Dans une interview avant la fermeture des bureaux de vote mardi, il a fait cette observation remarquable: “Eh bien, je pense que s’ils gagnent, je devrais avoir tout le crédit, et s’ils perdent, je ne devrais pas être blâmé du tout.”

Un jour plus tard, le 45e président aurait reproché à sa femme d’avoir suggéré qu’il approuve Mehmet Oz – tout en prenant des balançoires ALL CAPS sur les réseaux sociaux contre les républicains qui, selon lui, auraient dû le serrer plus fort dans ses bras.

Évaluant le résultat de Truth Social, il a écrit : “Bien qu’à certains égards, l’élection d’hier ait été quelque peu décevante, de mon point de vue personnel, c’était une très grande victoire.”

Peu d’autres républicains partageaient ce point de vue, et les jugements sévères sont venus rapidement et furieusement.

Marc Thiessen, ancien rédacteur de discours de George W. Bush pendant sa présidence, a qualifié le résultat « d’acte d’accusation brûlant du Parti républicain » qui exigeait « une introspection vraiment profonde dans le miroir ».

Lorsque Mitch McConnell, le chef du Sénat républicain, a été interrogé sur sa réaction aux résultats des élections, il a déclaré : “Je ne m’occupe pas des sentiments.” Mais Scott Jennings, l’un de ses anciens adjoints, tweeté ce que beaucoup supposent que McConnell pense: “Comment pourriez-vous regarder ces résultats ce soir et conclure que Trump a une chance de gagner une élection nationale en 2024?”

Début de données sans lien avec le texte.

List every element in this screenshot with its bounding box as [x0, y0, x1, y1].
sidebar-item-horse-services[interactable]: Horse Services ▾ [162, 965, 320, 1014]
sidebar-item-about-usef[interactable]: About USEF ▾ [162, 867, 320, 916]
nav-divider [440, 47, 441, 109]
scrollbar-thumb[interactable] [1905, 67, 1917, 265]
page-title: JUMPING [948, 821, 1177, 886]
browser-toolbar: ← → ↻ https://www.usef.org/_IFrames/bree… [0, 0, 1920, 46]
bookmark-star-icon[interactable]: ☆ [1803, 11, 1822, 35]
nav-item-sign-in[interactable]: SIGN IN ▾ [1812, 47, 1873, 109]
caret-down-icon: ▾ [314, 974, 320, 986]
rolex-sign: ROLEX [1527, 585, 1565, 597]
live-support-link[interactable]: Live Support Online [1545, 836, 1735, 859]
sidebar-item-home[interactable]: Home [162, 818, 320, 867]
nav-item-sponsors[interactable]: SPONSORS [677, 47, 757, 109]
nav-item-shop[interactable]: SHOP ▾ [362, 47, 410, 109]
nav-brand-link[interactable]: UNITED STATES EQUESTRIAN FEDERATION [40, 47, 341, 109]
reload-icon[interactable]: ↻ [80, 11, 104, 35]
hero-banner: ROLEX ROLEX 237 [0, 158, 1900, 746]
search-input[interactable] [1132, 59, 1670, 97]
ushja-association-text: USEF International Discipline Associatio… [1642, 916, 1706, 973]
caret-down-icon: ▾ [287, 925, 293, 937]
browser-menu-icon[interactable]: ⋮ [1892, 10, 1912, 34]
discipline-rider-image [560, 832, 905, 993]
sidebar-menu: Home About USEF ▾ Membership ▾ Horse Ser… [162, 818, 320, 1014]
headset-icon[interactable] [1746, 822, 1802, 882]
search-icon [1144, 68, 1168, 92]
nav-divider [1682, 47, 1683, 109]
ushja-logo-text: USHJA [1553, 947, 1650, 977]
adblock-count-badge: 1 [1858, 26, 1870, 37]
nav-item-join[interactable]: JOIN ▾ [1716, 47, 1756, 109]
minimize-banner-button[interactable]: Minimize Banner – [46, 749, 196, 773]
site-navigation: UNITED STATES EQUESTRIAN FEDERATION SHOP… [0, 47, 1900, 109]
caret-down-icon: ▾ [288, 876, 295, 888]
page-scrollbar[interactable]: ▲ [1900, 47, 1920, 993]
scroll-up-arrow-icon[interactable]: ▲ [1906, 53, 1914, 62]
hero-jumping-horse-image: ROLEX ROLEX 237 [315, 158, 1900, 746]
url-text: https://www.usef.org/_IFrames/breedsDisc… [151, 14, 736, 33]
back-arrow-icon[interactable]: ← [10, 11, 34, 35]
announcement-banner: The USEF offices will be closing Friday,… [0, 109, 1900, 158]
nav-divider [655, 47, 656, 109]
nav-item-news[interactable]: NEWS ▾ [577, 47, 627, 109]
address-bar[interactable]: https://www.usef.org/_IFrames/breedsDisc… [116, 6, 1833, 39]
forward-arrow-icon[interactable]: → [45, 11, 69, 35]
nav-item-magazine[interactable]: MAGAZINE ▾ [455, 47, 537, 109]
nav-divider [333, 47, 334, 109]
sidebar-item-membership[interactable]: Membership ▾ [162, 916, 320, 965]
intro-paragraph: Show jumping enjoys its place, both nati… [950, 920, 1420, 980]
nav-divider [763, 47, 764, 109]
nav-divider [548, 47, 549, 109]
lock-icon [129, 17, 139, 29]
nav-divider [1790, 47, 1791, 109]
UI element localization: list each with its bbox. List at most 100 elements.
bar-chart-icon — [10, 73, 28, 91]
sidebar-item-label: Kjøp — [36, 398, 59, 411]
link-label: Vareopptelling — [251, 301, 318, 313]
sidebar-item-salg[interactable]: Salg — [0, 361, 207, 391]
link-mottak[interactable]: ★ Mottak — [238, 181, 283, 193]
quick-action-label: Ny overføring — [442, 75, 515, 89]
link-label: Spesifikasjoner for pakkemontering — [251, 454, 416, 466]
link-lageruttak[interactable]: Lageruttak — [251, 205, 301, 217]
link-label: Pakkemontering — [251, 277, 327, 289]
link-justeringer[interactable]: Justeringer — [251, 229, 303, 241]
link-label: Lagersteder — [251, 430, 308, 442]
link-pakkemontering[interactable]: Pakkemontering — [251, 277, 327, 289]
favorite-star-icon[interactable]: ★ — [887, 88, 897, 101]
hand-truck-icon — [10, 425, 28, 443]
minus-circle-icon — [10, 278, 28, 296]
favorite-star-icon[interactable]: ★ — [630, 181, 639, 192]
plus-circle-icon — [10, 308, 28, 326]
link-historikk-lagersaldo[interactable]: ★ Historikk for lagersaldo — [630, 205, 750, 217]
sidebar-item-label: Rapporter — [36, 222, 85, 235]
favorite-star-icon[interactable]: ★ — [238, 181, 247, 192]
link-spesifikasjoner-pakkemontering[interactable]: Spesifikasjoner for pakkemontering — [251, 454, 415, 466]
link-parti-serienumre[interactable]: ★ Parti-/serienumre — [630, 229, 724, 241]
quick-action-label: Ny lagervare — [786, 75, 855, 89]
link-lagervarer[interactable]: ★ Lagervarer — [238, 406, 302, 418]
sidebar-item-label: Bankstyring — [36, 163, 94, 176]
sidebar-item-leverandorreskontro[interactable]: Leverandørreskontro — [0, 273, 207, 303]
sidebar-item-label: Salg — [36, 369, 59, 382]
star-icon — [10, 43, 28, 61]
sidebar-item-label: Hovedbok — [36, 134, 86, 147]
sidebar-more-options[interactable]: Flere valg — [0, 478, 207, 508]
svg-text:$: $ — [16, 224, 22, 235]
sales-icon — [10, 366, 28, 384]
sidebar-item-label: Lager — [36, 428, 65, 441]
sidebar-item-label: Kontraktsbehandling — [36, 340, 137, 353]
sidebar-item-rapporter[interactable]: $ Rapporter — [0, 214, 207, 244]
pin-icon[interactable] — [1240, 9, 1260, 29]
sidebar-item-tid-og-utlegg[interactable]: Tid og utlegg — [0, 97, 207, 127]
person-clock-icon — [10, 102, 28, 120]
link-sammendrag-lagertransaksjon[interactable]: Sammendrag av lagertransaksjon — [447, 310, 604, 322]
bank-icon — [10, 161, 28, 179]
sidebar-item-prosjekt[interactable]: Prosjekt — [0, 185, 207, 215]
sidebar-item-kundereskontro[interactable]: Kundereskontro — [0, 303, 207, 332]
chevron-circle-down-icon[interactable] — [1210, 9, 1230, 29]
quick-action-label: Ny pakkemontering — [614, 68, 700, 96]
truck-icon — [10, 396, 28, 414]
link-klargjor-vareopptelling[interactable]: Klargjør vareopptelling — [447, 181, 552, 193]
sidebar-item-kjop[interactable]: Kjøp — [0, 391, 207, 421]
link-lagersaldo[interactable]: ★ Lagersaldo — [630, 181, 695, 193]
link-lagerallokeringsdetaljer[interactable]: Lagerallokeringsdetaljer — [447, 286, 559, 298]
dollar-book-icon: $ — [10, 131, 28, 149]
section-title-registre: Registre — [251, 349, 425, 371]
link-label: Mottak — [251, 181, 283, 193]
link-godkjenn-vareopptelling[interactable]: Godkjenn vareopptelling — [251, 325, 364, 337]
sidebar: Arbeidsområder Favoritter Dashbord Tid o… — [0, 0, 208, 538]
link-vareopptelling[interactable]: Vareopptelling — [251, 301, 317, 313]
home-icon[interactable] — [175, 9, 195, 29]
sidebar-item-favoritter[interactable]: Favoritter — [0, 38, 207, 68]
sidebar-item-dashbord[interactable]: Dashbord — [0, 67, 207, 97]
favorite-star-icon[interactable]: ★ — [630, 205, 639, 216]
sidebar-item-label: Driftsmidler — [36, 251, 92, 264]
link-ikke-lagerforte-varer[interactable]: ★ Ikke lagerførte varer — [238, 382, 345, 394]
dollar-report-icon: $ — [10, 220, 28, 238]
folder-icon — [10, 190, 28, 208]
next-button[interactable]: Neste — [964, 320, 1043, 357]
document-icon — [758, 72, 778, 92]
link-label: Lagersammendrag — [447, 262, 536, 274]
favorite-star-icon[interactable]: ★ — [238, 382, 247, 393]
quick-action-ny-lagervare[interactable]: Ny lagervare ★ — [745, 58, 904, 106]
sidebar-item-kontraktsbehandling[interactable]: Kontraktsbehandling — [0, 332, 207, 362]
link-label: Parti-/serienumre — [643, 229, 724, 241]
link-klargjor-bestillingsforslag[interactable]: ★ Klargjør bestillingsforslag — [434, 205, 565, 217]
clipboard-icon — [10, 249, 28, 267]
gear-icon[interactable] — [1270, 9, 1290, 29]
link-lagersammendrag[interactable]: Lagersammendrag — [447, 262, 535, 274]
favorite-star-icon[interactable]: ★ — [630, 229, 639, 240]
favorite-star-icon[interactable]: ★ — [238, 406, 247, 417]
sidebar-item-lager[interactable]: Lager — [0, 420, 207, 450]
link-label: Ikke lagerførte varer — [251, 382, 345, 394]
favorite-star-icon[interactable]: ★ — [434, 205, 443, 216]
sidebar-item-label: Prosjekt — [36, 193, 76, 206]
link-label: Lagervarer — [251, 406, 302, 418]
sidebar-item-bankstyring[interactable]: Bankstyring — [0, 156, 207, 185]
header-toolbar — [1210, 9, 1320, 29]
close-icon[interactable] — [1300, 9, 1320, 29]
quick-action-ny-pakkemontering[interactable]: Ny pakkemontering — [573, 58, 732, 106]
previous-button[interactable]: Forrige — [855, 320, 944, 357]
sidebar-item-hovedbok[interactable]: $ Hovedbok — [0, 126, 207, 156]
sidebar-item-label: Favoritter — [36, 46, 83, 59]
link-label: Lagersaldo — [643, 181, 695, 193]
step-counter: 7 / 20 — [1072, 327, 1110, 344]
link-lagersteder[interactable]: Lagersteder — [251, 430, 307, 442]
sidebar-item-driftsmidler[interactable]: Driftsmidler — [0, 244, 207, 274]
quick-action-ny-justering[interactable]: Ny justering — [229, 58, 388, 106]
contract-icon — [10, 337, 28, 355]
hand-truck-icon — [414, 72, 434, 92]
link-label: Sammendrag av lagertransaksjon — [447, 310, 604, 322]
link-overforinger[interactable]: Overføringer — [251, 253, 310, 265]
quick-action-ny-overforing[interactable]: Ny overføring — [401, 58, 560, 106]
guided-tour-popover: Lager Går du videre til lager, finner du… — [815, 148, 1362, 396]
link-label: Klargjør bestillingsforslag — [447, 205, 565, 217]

Le lieutenant-gouverneur républicain de Géorgie, Geoff Duncan, a averti Trump de rester en dehors de l’État de Peach. “Je ne peux pas imaginer que quiconque penserait que Donald Trump serait un vent arrière pour la campagne de Herschel Walker dans un scénario de second tour”, il a dit à CNN. “Je ne peux pas imaginer que quelqu’un fasse ce calcul, à l’exception d’une personne, et ce serait Donald Trump.”

Les experts conservateurs ont trouvé du secours dans la déroute de Ron DeSantis contre le représentant Charlie Crist en Floride, ou l’envoi facile de Stacey Abrams par le gouverneur Brian Kemp en Géorgie, ou la défaite de Beto O’Rourke par le gouverneur Greg Abbott au Texas. Même DeWine, un cheval de guerre de 75 ans de l’establishment républicain sifflant de l’Ohio, avait ses admirateurs.